1. A last stage bucket (10) for a half speed nuclear steam turbine operating at 50Hz or 60Hz, the bucket (10) having a single piece steel bucket body (12) comprising:

an airfoil (13) having a tip (16), a base (14), and an airfoil height (H) extending between the tip (16) and the base (14), wherein the airfoil height (H) is in the range of 1850mm to 2000mm, and the base (14) has a base diameter (D) in the range of 2900mm to 3050mm,

the airfoil (13) has an airfoil mass (M) for a defined airfoil height (H), wherein the ratio of airfoil mass (M) to height (H) is in the range of 70kg/M to 80kg/M, wherein the airfoil height (H) and the airfoil mass (M) achieve a low centrifugal force on the rotor; and

a blade root (18) extending from the base (14) configured to be attachably mounted in a rotor groove of the rotor, wherein the blade root (18) comprises a fir tree root curved along a chord length at the base of the airfoil (13), wherein the curvature has a radius (Rr) in the range of 500 to 400 mm.

2. The blade (10) of claim 1, wherein the airfoil height (H) is 1900 mm.

3. Blade (10) according to claim 2, characterized in having a mass of 142 kg.

4. Blade (10) according to claim 1, characterized in that the base diameter (D) is 2940 mm.

5. The blade (10) of claim 1 wherein the blade (10) has an airfoil height (H) to blade chord length (C) ratio in the range of 3.5 to 4.

6. The blade (10) of claim 1 wherein the blade root (18) comprises a root axial width (Rw) within a range of 450mm to 550 mm.

7. The blade (10) of claim 1 further comprising a damper (19) configured on the body (12) at a location of 70% to 85% of the airfoil height (H).

8. The blade (10) of claim 7 wherein said damper (19) is positioned on said body (12) at 81% of said airfoil height (H).

9. A circumferential row (30) of last stage blades (10) according to any one of claims 1 to 8, configured to have at 27m for the flow issuing therefrom²To 31m²Outlet area within the range.

10. The circumferential row (30) of last stage blades (10) of claim 9, wherein adjacent blades (10) define a pitch (P) therebetween, and a ratio of pitch (P) to chord (C) at said tip (16) is in a range of 0.9 to 1.1.

11. Method of using the circumferential row (30) of last stage blades (10) according to claim 9 or 10 in a half speed nuclear steam turbine operating at 50Hz or 60 Hz.

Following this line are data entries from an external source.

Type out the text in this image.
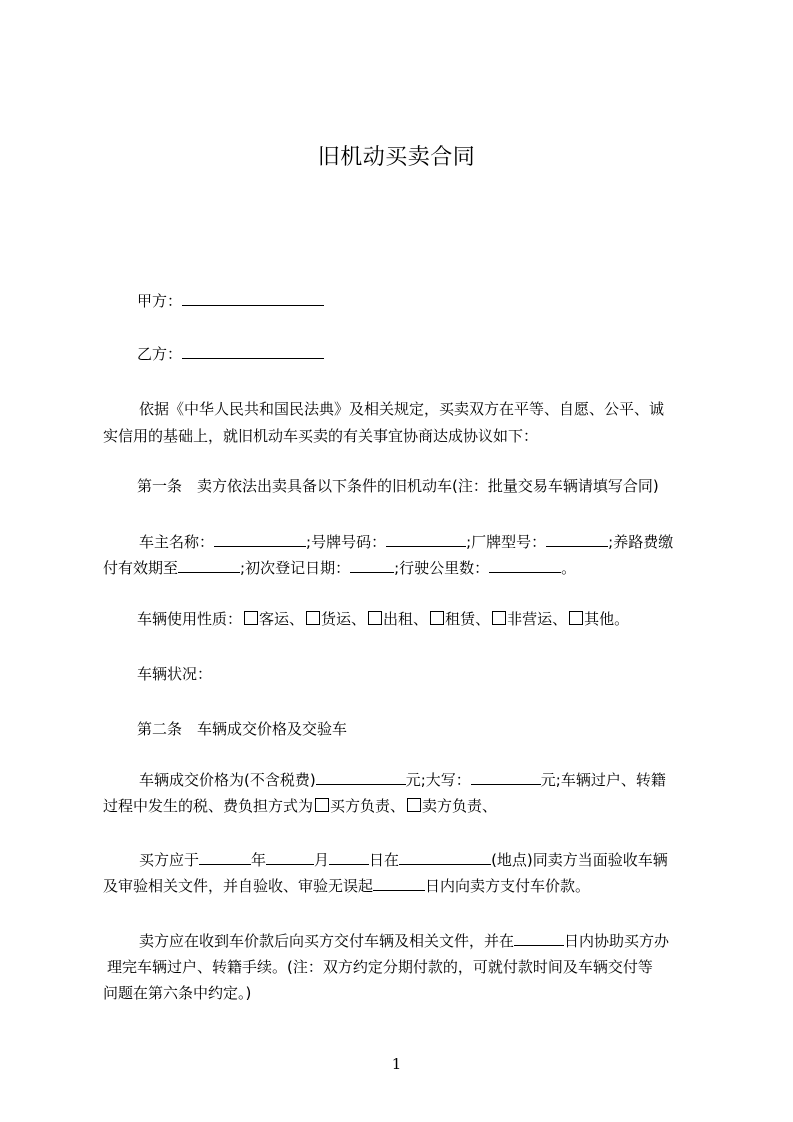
旧机动买卖合同
甲方：
乙方：
依据《中华人民共和国民法典》及相关规定，买卖双方在平等、自愿、公平、诚
实信用的基础上，就旧机动车买卖的有关事宜协商达成协议如下：
第一条　卖方依法出卖具备以下条件的旧机动车(注：批量交易车辆请填写合同)
车主名称：	;号牌号码：	;厂牌型号：	;养路费缴
付有效期至	;初次登记日期：	;行驶公里数：	。
车辆使用性质： 客运、 货运、 出租、 租赁、 非营运、 其他。
车辆状况：
第二条　车辆成交价格及交验车
车辆成交价格为(不含税费)	元;大写：	元;车辆过户、转籍
过程中发生的税、费负担方式为 买方负责、 卖方负责、
买方应于	年	月	日在	(地点)同卖方当面验收车辆
及审验相关文件，并自验收、审验无误起	日内向卖方支付车价款。
卖方应在收到车价款后向买方交付车辆及相关文件，并在	日内协助买方办
理完车辆过户、转籍手续。(注：双方约定分期付款的，可就付款时间及车辆交付等
问题在第六条中约定。)
1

12. A process for manufacturing a last stage bucket (10) for a half speed nuclear steam turbine operating at 50Hz or 60Hz, comprising the steps of:

configuring a one-piece steel blade body (12) to include:

the airfoil (13) having an airfoil mass (M) for a defined airfoil height (H), wherein the ratio of airfoil mass (M) to height (H) is in the range of 70kg/M to 80 kg/M; and

a blade root (18) extending from the base (14) configured to be attachably mounted in a rotor groove of a rotor, wherein the blade root (18) comprises a fir tree root curved along a chord length at the base of the airfoil (13), wherein the curvature has a radius (Rr) in the range of 500 to 400 mm; and

configuring the blades (10) such that the flow therefrom is provided at 27m²To 31m²Outlet area within the range.

13. A structure of last stage blades (10) according to any of claims 1 to 8, able to withstand 1.5 times the rotational speed of the turbine.